第143話「花の下にて 春死なん♪」

     

季蕎麦めぐり()

 

☆望月の桜

 ねがはくは 花のしたにて 春死なむ

そのきさらぎの 望月のころ♪

西 行

  死ぬならば、「如月の望月のころ」と願った西行。その日は釈迦入滅の日の二月十五日(旧暦)、新暦でいえば3月29日ごろのことであるが、実際に彼が亡くなったのも「望月の翌日」、花咲き誇るころだった。その尊厳な死ゆえに、この歌には凛とした美しさが漂っている。

 現代の日本列島各地に咲き誇る桜は、西行の時代よりもっと華やかかもしれない。

 花弁は小さく、色は淡いのに、こんなにも華やかな景色をつくることのできる桜はほんとうに摩訶不思議な花である。その淡い桜色をした花びらが宙に舞い上がれば胸がときめき、落花すれば切なくなる。そんな甘美さは日本人にしか分からないだろう。

 だから、われわれは桜咲く春を一年の始まりにして、入学、入社には初な胸をときめかせたりしてきた。

 そうして、そのときめきを食べ物に閉じ込めようと、桜茶や桜餅を味わい、桜切り(蕎麦)を啜り、行く春を満喫しできた。

 日本人なら、そんな美しき情感と慣習を捨ててはならないと思う。

  ほしひかる

 

☆日本の桜

 ところが最近、ときめきの春を冒涜するような動きがあるらしい。

 それは大学の秋入学制度への動きである。理由はグローバルの波に乗り遅れないためだという。またひとつ美しい「和」が消えてしまうのかと落胆していたところへ重ねて、某という人がある誌に、こんな9 月入学推進論を述べていた。

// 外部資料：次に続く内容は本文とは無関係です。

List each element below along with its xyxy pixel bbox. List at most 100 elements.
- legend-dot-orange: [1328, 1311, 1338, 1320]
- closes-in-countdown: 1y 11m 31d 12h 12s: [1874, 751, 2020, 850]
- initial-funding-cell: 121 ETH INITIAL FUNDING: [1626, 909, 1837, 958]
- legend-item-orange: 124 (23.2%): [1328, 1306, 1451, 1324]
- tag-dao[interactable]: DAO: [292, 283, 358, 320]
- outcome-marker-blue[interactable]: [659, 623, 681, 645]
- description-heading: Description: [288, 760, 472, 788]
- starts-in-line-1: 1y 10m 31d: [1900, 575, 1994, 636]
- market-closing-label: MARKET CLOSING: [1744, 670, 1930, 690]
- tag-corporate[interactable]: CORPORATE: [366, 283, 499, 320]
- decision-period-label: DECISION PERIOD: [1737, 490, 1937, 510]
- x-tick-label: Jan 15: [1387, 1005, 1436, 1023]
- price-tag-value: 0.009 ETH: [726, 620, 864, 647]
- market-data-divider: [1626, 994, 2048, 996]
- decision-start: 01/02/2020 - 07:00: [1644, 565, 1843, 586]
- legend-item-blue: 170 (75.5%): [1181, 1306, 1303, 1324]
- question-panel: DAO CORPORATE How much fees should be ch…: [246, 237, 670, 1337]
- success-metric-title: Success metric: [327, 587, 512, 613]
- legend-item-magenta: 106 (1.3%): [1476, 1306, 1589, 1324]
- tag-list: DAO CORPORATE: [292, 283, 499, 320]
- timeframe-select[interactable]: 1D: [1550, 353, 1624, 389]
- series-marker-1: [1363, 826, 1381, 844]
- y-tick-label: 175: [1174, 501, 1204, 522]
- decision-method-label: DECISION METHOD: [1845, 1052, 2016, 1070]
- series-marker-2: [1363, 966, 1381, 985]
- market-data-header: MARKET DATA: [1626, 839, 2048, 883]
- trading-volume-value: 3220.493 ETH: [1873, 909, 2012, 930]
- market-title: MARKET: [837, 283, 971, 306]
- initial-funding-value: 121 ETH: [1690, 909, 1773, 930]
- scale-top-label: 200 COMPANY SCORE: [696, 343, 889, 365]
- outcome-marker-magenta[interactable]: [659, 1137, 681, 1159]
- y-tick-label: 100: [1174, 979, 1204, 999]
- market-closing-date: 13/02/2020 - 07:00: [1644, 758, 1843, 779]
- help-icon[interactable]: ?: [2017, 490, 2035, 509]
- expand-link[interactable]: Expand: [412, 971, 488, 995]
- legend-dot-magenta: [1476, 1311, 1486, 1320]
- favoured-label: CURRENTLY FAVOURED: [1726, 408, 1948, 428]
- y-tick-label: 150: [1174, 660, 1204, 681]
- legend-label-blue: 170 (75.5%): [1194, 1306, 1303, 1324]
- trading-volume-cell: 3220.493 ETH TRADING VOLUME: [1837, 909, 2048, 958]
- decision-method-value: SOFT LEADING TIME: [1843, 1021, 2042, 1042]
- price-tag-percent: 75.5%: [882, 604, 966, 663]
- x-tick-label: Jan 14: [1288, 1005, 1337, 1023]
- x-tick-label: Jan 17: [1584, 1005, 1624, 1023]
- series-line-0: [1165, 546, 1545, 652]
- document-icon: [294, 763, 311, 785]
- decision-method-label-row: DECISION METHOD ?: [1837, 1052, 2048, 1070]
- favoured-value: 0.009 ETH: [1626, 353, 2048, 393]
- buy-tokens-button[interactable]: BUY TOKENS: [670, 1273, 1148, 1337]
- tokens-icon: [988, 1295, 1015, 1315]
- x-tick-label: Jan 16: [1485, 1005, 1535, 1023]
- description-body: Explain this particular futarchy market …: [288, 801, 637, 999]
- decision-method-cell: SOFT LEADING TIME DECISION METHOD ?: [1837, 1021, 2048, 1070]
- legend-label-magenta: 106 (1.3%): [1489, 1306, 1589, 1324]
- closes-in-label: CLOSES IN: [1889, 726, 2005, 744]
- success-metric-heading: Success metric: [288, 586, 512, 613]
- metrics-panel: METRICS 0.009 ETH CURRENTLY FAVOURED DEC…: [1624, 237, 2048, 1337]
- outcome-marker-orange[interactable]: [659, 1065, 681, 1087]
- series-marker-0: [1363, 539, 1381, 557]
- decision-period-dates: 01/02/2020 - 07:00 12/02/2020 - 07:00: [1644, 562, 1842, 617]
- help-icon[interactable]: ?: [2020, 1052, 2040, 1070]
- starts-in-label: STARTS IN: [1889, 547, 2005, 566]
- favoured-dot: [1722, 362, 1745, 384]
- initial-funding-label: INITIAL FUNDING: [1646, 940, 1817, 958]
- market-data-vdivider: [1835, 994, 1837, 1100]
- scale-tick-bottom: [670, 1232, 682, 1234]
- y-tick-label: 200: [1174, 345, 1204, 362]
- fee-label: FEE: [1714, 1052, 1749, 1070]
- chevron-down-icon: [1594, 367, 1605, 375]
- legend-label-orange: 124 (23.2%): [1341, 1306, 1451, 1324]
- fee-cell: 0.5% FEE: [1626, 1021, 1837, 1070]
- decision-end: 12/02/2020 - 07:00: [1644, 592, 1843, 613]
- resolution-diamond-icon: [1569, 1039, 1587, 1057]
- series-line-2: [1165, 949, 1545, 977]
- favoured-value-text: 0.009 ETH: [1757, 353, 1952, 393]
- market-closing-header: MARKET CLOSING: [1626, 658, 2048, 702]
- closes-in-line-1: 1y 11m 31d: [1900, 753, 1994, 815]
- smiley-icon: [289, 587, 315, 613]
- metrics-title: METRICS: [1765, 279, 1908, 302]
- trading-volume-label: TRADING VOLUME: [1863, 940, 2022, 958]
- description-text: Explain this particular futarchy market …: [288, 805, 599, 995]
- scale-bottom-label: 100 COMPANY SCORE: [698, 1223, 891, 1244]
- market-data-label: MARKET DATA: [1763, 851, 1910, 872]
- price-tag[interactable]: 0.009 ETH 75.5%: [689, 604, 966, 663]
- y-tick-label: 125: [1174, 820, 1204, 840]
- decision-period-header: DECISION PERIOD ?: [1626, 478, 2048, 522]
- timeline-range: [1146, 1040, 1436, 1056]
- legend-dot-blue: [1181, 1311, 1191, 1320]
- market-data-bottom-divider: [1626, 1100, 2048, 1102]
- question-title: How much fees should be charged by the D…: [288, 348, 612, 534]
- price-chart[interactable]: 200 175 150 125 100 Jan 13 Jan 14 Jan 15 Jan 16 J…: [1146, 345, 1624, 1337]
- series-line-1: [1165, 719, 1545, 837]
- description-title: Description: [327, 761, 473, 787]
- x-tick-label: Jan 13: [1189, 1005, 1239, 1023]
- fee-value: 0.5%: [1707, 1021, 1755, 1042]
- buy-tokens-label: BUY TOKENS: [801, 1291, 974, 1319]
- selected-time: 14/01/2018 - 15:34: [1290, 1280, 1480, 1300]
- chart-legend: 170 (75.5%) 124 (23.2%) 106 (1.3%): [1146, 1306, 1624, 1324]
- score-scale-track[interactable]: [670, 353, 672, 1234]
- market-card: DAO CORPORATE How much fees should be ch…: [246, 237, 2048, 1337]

 それによると、「世界を見ても、4月入学はわずか7カ国、9 月入学が圧倒的に多く106カ国、10 月入学は28カ国、1 月入学31カ国。とくに先進国欧米では8割が9月入学だ」と。

 なぜ「独自性、多様性」を認めないのだろうか。それに「先進国」ときた。これには思わず笑ってしまった。まるで明治時代の遣欧使節団の報告書「先進国はこうだ。日本は遅れている」式の感覚である。

 なぜ皆、こうも「グローバル」という妙な殺し文句に弱いのだろうか。それにはたぶんファストフードのように、「た易い」ところがあるからだろう。グローバルというのは、入り易く、底が浅いものだ。

 真の文化とは奥深い。だから、「底の浅さ」を推進し、「奥深さ」を否定することになれば、それはその国の根を枯らすことになるのである。

 

☆さくら咲くころ桜切り

 「さくら咲くころ桜切りを楽しもう」。そんな粋な呼びかけが仲間から沸き上がり、十数名が集まった。場所は東浦和の「蕎楽房 一邑」という蕎麦屋さん。

 桜隧道を通って店に向かう。続く桜並木を見上げれば、花びらがヴァイオリンの音にのって宙を舞う。

 目指す「一邑」は、店内から咲き誇る桜樹が見える所に在った。贅沢な花見所だ。

 みな揃ったところで、さっそく乾杯。蕎麦前(日本酒)には桜の花が浮かんでいる。お摘みの《板わさ》にも桜がデザインしてある。小判型をした特別の玉子焼の上にも花びらがのっている。みんな、幹事さんの粋な計らいだ。

 お酒がすすみ、蕎麦談義も夢の中。

 当然、ソバリエが企画した花見の締めは奇麗な桜切り。スルスルスルッと啜れば、微かに桜の香りが漂う。

 目線を外に移してみると、一陣の風が花吹雪となり、花弁群が哀しげなピアノのトレモロに合わせて落花していた。